After a big group lunch, it was once again time to load up into the van and head out. In my humble opinon, the next stop was rather pointless, as we pulled over just to catch a glimpse of the Burmese border. We were told that we could pay a small fee to step into the country and get our passports stamped. Personally, if I’m going to visit a country, I’d actually like to visit it, and I don’t see the allure in simply getting a stamp. Oh well…

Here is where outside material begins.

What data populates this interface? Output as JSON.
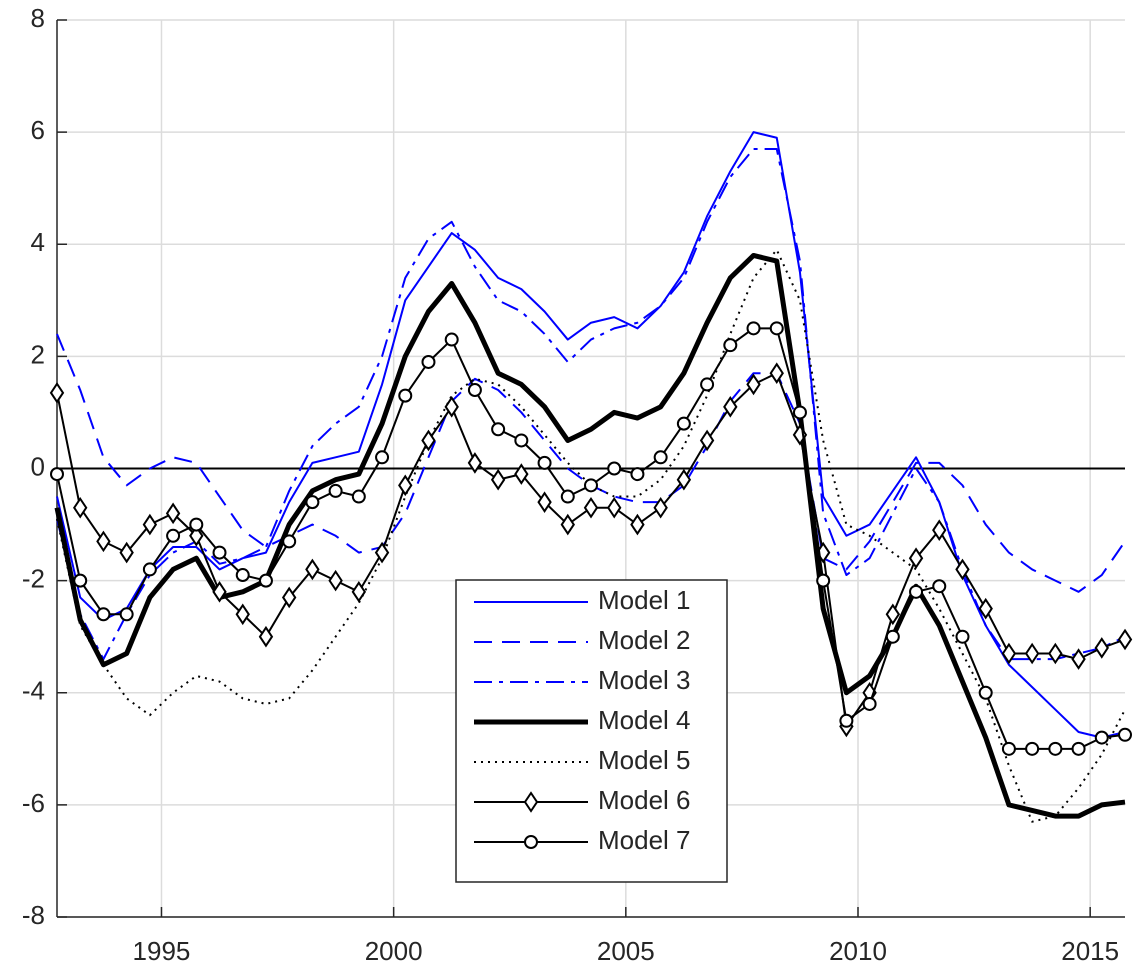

Last up, we visited a “Longneck Village,” which was out in the Chiang Rai countryside. The small village is inhabited by the Padaung, a sub-group of the Karen hill tribe who escaped from Burma to Thailand in the mid 1900’s and are actually political refugees. They are called “long necks” as the women wear brass rings on their necks, thus distorting their collarbones and making them look as if they have long necks. Young girls begin wearing these rings around age 5 or 6, and some women will come to have up to 20 rings. While I was hoping for an interesting cultural experience, what I got was more of a “culture zoo,” as the village is constantly flooded with tourists and the many shacks along the way simply serve as handicraft shops. Although I felt bad for the women there, I had to remind myself that they certainly make a better living by opening up their village to tourists than they would working in the fields, and they are at least somewhat protected in this environment. It was a bit of a downer-note to end the day trip on, but then again we were dead tired and ready to head back to Chiang Mai either way. Even though the white temple was an amazing sight and the Golden Triangle was interesting, I would advise fellow travelers to skip over day trips like these while visiting Thailand. Live and learn, I guess!